Þingeyrakirkja church is in my opinion one of the most beautiful churches in Iceland. It is located at Þingeyrar in North-Iceland by Húnafjörður bay.
Þingeyrakirkja church was consecrated in 1877 and is one of Iceland´s few stone churches. The stone in the church was found in the Ásbjarnarnesbjörg, 8 km away from the church.
The walls of the stone church are ca 1 meters thick. It is so beautiful on the inside as well. It is well known for its ceiling, which is blue painted with ca 1000 golden stars.
I came here especially with my mother to have a look at the stars in the ceiling, but we were in awe when we saw the other beautiful artefacts in the church. Most of our churches are Lutheran churches and they are not very ornate compared to other churches.
Matching with the number of stars in the beautiful ceiling are the windowpanes.
The altarpiece is the oldest artefact in the church, dating back to the 14th century. This is the only artefact left in the church from the Catholic period.
The pulpit is from the Netherlands and was donated to the church in 1696 by Lauritz Gottrup, who also donated several other beautiful artefacts to the church.
At Þingeyrar the first monastery in Iceland was erected in 1133. It stood here until the Reformation in 1550. Þingeyraklaustur monastery was well known for its literature, which was written down on parchment in the years 1100-1300. Here many of the Sagas were written, but the Icelandic Sagas tell the story of the Vikings in Iceland.
The Bishop at Hólar, Jón Ögmundarson, 1106-1121, made a pledge that he would erect a church and a manor here if the famine in Iceland would stop. The famine stopped and the bishop kept his promise.
At Þingeyrar one of the biggest manors in Iceland was erected, where Chieftains resided. So this was quite an important place in Iceland.
Here in Vatnsdalur valley the Vatnsdæla Saga took place. Vatnsdæla Saga was most probably written in 1270 in the monastery at Þingeyrar and tells the story of the Vikings living in this part of Iceland.

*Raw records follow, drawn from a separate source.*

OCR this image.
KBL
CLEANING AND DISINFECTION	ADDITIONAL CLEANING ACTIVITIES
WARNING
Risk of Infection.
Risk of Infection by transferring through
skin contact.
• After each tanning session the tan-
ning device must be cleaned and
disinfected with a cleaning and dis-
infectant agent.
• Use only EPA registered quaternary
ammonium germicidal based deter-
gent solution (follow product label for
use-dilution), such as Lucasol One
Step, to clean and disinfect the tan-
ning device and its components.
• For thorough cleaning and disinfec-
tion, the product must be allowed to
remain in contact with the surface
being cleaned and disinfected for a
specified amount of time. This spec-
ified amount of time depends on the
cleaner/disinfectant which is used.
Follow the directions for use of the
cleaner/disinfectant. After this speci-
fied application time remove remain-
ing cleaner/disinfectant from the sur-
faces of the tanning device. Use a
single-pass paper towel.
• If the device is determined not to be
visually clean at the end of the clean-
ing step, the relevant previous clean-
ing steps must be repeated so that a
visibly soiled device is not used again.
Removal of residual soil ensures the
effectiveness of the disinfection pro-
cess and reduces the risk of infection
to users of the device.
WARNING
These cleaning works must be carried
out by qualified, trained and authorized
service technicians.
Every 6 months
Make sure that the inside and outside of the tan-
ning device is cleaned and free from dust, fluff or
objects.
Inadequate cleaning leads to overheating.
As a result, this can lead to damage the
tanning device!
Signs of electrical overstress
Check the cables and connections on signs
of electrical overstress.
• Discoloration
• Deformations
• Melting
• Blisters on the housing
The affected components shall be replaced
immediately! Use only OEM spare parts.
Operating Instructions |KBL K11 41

Þingeyrar derives its name from "Þing-" meaning Parliament, as legislative assemblies were held here in Húnaþing during the Commonwealth Period from 930-1264.
By Þingeyrakirkja church you will find a Visitor Centre, called Klausturstofa. It is built in the liking of Þingeyrakirkja church, out of stone and complements the church - very well made. At the Visitor Centre you can get get guidance to the church for a small fee.
On the walls of the Visitor Centre are drawings from the Saga, which took place here in Vatnsdalur valley, Vatnsdæla Saga. I bought here a very good map, the Vatnsdæla Saga Heritage Map.
At the Visitor Centre you will find a replica of Flateyjarbók, the Flatey Book, which is the largest and most impressive of all Icelandic manuscript dating back to the Middle Ages, written in ca 1387-1394. It mostly tells the story of the Norwegian kings.
The Visitor Centre at Þingeyrar and Þingeyrakirkja church are open in summer time from June 1st - August 31st from 10:00-17:00.
To visit Þingeyrakirkja church coming from Reykjavík you can rent a car and drive north on ring-road one, turn left on road 721 and drive for ca 6 km. It is midway between the towns Blönduós and Hvammstangi and can be seen from the road in the distance.
You can also include it in one of the summer self-drive tours, which include a car, accommodation and a detailed itinerary.
Too many people drive by without knowing about this extraordinary church. I find this church to be one of the most beautiful churches in Iceland, so making the short detour from ring-road 1 to have a look at this historical church is well worth it.